Intention to Remain at Work Until Legal Retirement Age: A Comparative Analysis Among Different Age Subgroups of Employees


  • Catherine Hellemans
  • Caroline Closon


The paper is an empirical contribution to the intention to remain at work until legal retirement age among different age subgroups of employees. Three groups of antecedents are analyzed: health condition, professional competence, and psychosocial work conditions, among two age groups of employees: 40- to 49-year-old employees and employees 50 years of age or older. The participants are employees from the service industry who are subject to annual control by occupational medicine (n = 280).

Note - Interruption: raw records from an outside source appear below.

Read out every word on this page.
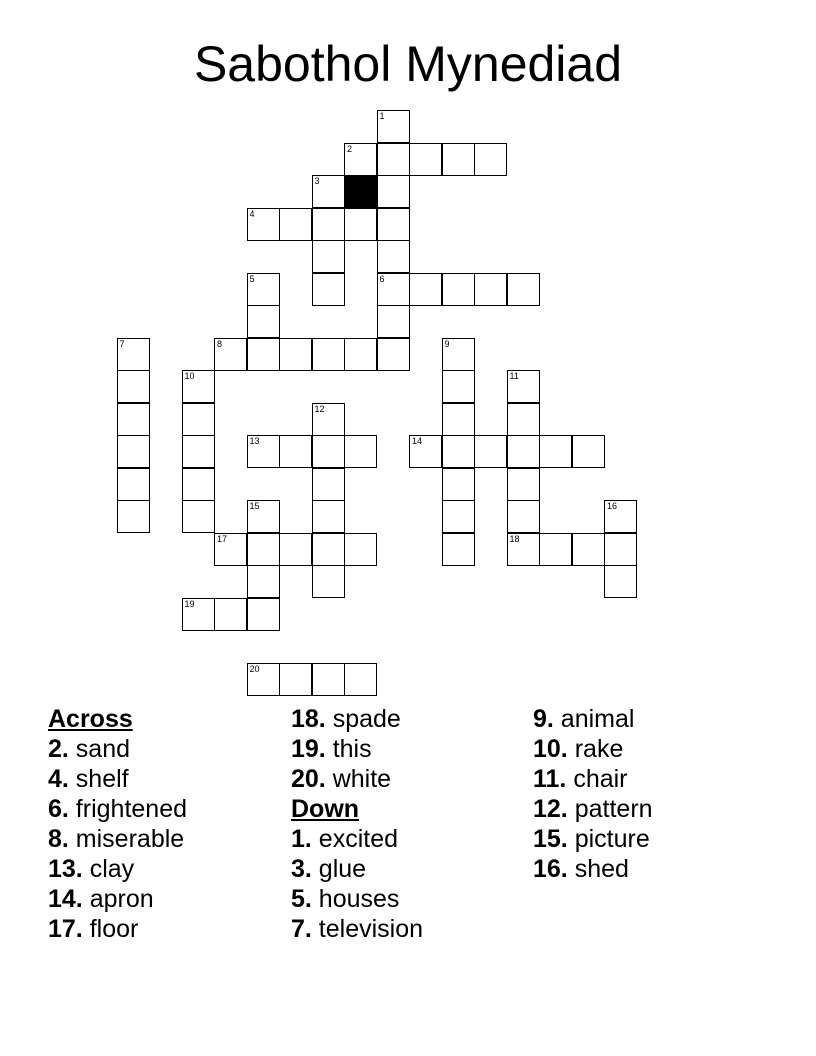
Sabothol Mynediad
1
2
3
4
5	6
7	8	9
10	11
12
13	14
15	16
17	18
19
20
Across
2. sand
4. shelf
6. frightened
8. miserable
13. clay
14. apron
17. floor
18. spade
19. this
20. white
Down
1. excited
3. glue
5. houses
7. television
9. animal
10. rake
11. chair
12. pattern
15. picture
16. shed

They completed the VOW/QFT (Vragenlijst Over Werkbaarheid / Questionnaire sur les Facultés de Travail), a self-report questionnaire measuring several dimensions to understand the intention to remain at work. Hierarchical regression analyses tested the hypotheses. Results show there is clearly distinctive process between employees who were 40–49 years old and those over 50 in the explanation of intention to work until the lawful retirement age. Among the first group, perceived health and increase in abilities explained the intention to remain (psychosocial aspects were not an incremental explanation); among the second, it was the possibility of participation that motivated them to work. Implications concern the management of age and career: These are not the same factors that explain the intention to remain at different stages of the career. This research clarifies the respective roles of health, professional competence, and work conditions to understand the intention to remain by studying their incremental explanations and distinguishing two subgroups of age.